ECE Seminar - State Estimation with Event Sensors: Observability Analysis and Multi-Sensor Fusion
Abstract: This work investigates a state estimation problem for linear time-invariant systems based on polarized measurement information from event sensors. To enable estimator design, a new notion of observability, namely, ε-observability is defined with the precision parameter ε which relates to the worst-case performance of inferring the initial state, based on which a criterion is developed to test the ε-observability of discrete-time linear systems. Utilizing multi-sensor polarity data from event sensors and the implicit information hidden in event-triggering conditions at no-event instants, an iterative event-triggered state estimator is designed to evaluate a set containing all possible values of the state. Distributed implementation of the estimation algorithm utilizing a two-layer processor network of hierarchy architecture is discussed, and the temporal computational complexity of the algorithm implemented in centralized and distributed ways is analyzed. The efficiency of the proposed event-triggered state estimator is verified by numerical experiments.

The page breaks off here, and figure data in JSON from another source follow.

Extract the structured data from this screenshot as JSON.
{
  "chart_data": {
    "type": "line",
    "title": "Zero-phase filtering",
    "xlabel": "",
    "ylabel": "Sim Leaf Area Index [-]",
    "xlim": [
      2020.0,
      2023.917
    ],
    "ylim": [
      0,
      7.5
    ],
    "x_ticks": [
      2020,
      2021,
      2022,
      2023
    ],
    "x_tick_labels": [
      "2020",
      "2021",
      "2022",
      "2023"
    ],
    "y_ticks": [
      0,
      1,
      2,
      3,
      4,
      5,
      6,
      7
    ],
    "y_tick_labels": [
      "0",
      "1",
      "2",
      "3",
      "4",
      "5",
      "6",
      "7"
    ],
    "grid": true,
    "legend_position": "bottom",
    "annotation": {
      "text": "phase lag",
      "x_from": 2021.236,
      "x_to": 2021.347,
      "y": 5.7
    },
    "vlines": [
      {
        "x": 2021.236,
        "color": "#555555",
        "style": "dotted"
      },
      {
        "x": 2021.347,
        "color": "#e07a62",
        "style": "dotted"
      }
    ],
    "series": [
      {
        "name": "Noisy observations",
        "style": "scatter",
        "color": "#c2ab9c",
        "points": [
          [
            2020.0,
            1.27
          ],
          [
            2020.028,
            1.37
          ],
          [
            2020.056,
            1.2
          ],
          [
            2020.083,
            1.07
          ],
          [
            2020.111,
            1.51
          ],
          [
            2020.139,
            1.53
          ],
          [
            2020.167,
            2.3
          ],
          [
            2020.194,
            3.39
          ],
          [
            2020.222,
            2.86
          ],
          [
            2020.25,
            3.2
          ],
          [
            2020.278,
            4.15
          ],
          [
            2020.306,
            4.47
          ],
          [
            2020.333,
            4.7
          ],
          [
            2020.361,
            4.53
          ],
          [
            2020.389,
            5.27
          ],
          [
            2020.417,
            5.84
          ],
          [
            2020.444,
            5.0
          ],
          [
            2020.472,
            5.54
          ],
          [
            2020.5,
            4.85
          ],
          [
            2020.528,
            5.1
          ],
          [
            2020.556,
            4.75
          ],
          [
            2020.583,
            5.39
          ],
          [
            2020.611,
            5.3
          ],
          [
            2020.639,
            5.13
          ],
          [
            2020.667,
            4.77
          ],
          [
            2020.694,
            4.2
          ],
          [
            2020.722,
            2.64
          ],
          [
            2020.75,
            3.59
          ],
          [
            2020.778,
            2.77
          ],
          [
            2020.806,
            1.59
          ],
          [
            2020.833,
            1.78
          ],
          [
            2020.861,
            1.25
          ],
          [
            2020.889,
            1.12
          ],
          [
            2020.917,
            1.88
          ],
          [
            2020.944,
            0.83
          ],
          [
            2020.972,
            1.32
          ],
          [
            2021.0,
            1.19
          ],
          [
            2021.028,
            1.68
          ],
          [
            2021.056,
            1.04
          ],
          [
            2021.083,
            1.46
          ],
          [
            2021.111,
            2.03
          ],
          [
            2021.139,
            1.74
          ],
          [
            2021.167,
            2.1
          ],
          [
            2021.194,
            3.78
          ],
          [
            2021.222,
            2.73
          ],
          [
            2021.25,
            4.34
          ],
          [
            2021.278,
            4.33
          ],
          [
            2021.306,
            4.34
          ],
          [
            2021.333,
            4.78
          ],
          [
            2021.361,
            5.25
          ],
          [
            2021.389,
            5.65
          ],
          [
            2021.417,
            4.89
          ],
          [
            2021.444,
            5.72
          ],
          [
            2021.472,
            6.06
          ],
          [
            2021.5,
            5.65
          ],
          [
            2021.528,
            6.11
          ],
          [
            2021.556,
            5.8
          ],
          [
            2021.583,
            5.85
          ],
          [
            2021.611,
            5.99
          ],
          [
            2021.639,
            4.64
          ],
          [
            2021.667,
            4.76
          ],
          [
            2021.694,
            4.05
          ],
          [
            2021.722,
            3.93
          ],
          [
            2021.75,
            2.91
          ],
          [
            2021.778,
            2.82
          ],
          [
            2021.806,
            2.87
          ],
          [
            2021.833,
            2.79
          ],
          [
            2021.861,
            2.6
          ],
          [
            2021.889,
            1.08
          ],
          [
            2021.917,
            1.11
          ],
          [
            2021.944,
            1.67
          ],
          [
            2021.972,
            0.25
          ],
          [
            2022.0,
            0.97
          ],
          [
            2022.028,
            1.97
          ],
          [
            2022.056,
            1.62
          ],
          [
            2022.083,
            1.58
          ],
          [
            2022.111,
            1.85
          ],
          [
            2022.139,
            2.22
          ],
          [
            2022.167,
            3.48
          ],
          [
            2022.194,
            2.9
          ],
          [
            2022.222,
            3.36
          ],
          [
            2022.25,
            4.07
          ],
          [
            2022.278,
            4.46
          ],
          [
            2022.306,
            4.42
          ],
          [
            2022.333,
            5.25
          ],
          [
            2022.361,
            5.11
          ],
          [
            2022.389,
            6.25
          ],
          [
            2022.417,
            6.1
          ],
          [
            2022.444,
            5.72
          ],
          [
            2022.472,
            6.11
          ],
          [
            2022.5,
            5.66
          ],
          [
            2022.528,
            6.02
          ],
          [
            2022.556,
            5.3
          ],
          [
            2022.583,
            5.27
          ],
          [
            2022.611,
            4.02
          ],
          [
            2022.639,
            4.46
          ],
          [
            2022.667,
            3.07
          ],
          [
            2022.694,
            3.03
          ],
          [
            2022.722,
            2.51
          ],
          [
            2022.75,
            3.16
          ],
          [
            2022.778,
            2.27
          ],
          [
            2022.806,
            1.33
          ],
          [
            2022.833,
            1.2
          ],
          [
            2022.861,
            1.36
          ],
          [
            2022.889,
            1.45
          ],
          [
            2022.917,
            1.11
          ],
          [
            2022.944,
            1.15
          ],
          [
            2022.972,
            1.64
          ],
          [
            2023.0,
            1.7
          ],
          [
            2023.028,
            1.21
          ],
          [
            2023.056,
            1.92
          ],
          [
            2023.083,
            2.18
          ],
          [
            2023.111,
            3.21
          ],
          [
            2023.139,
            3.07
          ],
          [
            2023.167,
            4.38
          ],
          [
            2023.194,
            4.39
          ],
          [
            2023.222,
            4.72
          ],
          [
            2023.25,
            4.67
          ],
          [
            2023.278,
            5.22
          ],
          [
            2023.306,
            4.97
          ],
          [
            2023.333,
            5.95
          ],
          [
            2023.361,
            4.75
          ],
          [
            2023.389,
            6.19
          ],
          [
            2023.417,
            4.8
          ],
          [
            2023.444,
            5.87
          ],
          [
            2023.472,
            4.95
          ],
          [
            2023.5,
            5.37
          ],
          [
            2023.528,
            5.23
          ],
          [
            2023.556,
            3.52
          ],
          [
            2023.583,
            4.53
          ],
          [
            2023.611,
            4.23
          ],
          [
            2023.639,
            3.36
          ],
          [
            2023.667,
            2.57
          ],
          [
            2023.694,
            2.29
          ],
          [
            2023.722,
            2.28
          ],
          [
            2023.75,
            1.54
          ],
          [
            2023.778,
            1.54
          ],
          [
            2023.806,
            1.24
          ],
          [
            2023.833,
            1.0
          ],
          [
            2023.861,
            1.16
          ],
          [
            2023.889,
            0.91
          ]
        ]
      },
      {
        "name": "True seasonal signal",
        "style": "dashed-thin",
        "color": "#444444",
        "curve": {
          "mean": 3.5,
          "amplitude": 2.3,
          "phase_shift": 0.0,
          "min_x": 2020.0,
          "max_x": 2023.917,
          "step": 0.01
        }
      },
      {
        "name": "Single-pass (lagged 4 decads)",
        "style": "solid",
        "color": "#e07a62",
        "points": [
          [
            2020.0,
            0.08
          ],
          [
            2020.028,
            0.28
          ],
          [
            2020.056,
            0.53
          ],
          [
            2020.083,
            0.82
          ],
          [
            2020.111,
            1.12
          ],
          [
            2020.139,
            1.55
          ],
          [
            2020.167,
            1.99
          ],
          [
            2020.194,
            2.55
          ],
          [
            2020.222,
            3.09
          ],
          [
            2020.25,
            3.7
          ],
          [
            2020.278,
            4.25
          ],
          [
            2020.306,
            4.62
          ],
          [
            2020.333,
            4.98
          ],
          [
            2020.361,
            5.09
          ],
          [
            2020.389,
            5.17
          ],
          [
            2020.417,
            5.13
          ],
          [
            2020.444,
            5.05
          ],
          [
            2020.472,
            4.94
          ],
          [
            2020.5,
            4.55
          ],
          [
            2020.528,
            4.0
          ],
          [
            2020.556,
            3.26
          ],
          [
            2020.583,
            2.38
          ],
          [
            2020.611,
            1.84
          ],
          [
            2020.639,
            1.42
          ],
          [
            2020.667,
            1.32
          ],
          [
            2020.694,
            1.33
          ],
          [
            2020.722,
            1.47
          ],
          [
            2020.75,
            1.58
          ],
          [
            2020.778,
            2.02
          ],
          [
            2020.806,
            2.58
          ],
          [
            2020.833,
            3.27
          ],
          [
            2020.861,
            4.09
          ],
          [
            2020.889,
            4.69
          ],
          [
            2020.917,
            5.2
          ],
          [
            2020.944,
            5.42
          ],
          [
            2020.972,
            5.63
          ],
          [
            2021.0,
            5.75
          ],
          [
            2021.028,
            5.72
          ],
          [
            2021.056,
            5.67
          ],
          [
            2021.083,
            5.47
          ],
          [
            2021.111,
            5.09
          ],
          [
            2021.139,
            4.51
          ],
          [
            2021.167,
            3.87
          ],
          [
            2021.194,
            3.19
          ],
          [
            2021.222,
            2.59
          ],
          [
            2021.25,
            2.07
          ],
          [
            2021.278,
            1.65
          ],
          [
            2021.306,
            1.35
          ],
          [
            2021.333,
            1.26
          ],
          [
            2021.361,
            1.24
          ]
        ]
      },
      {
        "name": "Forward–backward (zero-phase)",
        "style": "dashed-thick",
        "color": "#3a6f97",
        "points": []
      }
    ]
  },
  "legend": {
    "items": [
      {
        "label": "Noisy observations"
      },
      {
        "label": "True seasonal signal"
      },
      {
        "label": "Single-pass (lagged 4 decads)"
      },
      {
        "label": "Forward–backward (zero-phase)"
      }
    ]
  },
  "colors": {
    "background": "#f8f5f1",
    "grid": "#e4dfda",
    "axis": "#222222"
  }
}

Dawei Shi is presently a Professor in the School of Automaton at the Beijing Institute of Technology, Beijing, China. He received the B.Eng. degree in Electrical Engineering and Automaton from the Beijing Institute of Technology in 2008, and the Ph.D. degree in control systems from the University of Alberta in 2014. In 2017–2018, he was a Postdoctoral Fellow in Bioengineering at the Harvard University. His research focuses on the analysis and design of advanced sampled-data control systems, with applications to biomedical engineering, robotics, and motion systems. He serves as an Associate Editor/Technical Editor for several international journals, including IEEE/ASME Transactions on Mechatronics, IEEE Transactions on Industrial Electronics and IEEE Control Systems Letters.